Project Summary Bacterial infections remain a leading cause of morbidity and mortality worldwide and a critical health issue due to increasing antibiotic resistance and limited vaccines. Non-typhoidal Salmonella (NTS) serovars such as Salmonella enterica serovar Typhimurium (STm) are a leading cause of inflammatory diarrhea in otherwise healthy individuals, causing infections that are usually localized to the gut. Among immunocompromised individuals, children, and elderly, STm can cause a potentially lethal bacteremia that requires antibiotic treatment. Pivotal to innate host defense in preventing the spread of bacteria from the gastrointestinal tract to the bloodstream are antimicrobial peptides, complement system proteins, and phagocytic cells including macrophages and neutrophils. Pathogenic strains of STm can subvert the phagolysosome to survive intracellularly in macrophages, whereupon the autophagy system emerges as a critical step for killing intracellular STm. PgtE, a STm outer membrane protease, has been previously described to cleave over a dozen mammalian protein substrates in vitro, including complement protein C3, but these activities have only been observed with avirulent mutant strains possessing a defective outer membrane. In recent years, a newly emergent clade of invasive STm has been responsible for an epidemic of bacteremia in sub-Saharan Africa, with several studies suggesting an increased expression of PgtE as an important virulence mechanism although the mechanism remains unknown. Our preliminary studies suggest that PgtE plays an important role during infection in both the initial mucosal colonization and in the systemic phase with a virulent STm. Our central hypothesis is that after STm has been phagocytosed, STm utilizes PgtE to protect the disrupted outer membrane from antimicrobial peptides, complement, and autophagy killing, thereby promoting its survival in the host. In Aim 1, I will determine the role of PgtE in enabling STm to evade IL-22-mediated gut epithelial defenses after STm is phagocytosed in the lumen.
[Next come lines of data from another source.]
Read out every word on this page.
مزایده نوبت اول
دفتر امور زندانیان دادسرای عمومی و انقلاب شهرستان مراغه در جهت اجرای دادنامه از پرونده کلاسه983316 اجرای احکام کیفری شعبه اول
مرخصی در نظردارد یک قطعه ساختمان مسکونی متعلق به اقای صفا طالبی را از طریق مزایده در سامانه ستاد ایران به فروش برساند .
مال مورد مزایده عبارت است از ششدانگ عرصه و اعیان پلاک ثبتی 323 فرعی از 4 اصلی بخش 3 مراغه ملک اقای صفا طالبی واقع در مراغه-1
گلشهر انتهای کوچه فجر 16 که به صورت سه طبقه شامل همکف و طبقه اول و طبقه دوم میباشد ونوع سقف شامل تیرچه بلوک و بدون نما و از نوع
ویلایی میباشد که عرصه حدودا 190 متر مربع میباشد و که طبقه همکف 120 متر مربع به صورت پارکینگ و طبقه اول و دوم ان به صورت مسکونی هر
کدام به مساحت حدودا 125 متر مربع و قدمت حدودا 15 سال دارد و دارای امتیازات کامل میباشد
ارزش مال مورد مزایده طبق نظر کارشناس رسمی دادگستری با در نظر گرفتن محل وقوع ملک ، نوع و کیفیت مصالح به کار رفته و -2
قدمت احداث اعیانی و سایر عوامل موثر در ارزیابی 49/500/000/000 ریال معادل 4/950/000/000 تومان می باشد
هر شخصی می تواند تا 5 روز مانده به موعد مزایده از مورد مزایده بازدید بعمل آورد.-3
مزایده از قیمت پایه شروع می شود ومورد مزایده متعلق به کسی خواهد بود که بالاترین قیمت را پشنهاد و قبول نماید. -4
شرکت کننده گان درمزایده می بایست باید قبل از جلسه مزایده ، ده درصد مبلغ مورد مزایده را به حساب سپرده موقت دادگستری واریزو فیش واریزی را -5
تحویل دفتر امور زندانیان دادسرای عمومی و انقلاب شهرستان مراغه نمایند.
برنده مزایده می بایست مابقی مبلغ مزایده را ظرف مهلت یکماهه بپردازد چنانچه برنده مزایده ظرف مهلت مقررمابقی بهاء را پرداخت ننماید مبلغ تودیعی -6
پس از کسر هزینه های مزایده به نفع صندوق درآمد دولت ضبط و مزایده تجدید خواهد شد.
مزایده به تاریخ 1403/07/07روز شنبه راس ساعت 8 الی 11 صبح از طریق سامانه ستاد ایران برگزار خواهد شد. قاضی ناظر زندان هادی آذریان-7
In Aim 2, I will determine how PgtE subverts complement component C3 signaling and macrophage autophagic killing. This work will provide a framework on how pathogens utilize proteases to evade the immune system with potential novel therapeutic targets.
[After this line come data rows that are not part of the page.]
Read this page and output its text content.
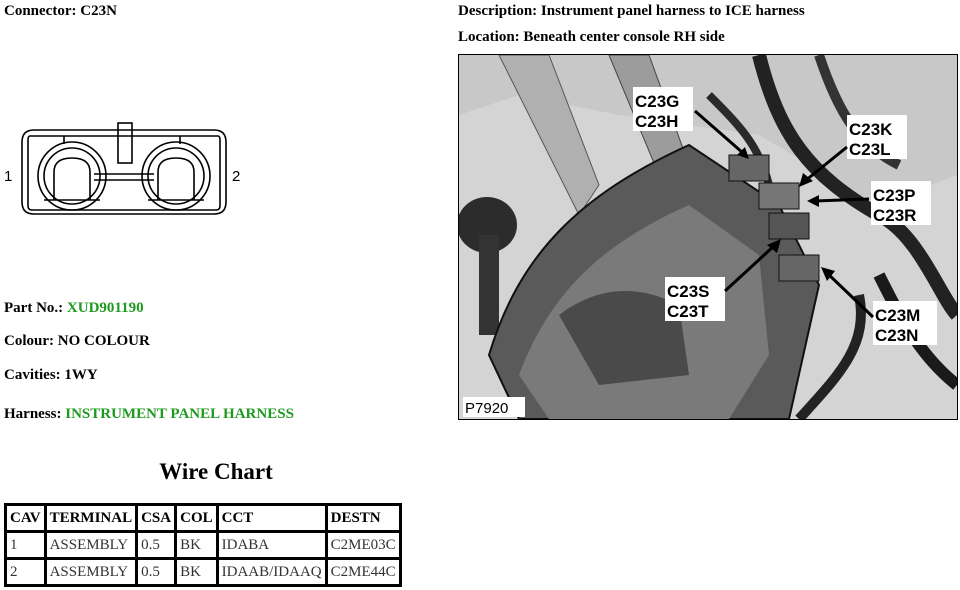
Connector: C23N	Description: Instrument panel harness to ICE harness
Location: Beneath center console RH side
1	2
Part No.: XUD901190
Colour: NO COLOUR
Cavities: 1WY
Harness: INSTRUMENT PANEL HARNESS
C23G
C23H	C23K
C23L
C23P
C23R
C23S
C23T	C23M
C23N
P7920
Wire Chart
CAV	TERMINAL	CSA	COL	CCT	DESTN
1	ASSEMBLY	0.5	BK	IDABA	C2ME03C
2	ASSEMBLY	0.5	BK	IDAAB/IDAAQ	C2ME44C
项目摘要 细菌感染仍然是全球发病率和死亡率的主要原因，以及关键的健康问题 由于抗生素耐药性增加和疫苗有限。非类型沙门氏菌（NTS）血清射手，例如 沙门氏菌血清鼠伤寒（STM）是炎症性腹泻的主要原因 健康的个体，导致通常局部局部的感染。在免疫功能低下 个体，儿童和老年人，STM可能会引起可能需要抗生素治疗的潜在致命菌血症。 与先天宿主防御的关键是防止细菌从胃肠道传播到 血液是抗菌肽，补体系统蛋白和吞噬细胞，包括 巨噬细胞和中性粒细胞。 STM的致病性菌株可以颠覆吞噬物体以生存 细胞内巨噬细胞，因此自噬系统是杀死细胞内的关键步骤 STM。 PGTE是一种STM外膜蛋白酶，以前已被描述为在十几个哺乳动物上裂。 体外蛋白质底物，包括补体C3，但仅观察到这些活性 具有缺陷的外膜的无毒突变菌株。近年来，新兴的进化枝 侵入性STM已导致撒哈拉以南非洲的菌血症流行，并进行了几项研究 提示PGTE表达增加为重要的毒力机制，尽管该机制 仍然未知。我们的初步研究表明，PGTE在感染中在两者中都起着重要作用 初始粘膜定殖和具有毒力STM的全身阶段。我们的中心假设是 STM已被吞噬，STM利用PGTE保护破坏的外膜免受抗菌剂的侵害 肽，补体和自噬杀死，从而促进了其在宿主中的生存。在AIM 1中，我将确定 PGTE在使STM逃避STM后逃避IL-22介导的肠上皮防御的作用 管腔。在AIM 2中，我将确定PGTE如何颠覆补体组件C3信号传导和巨噬细胞 自噬杀人。这项工作将为病原体如何利用蛋白酶逃避免疫力提供一个框架 具有潜在新型治疗靶标的系统。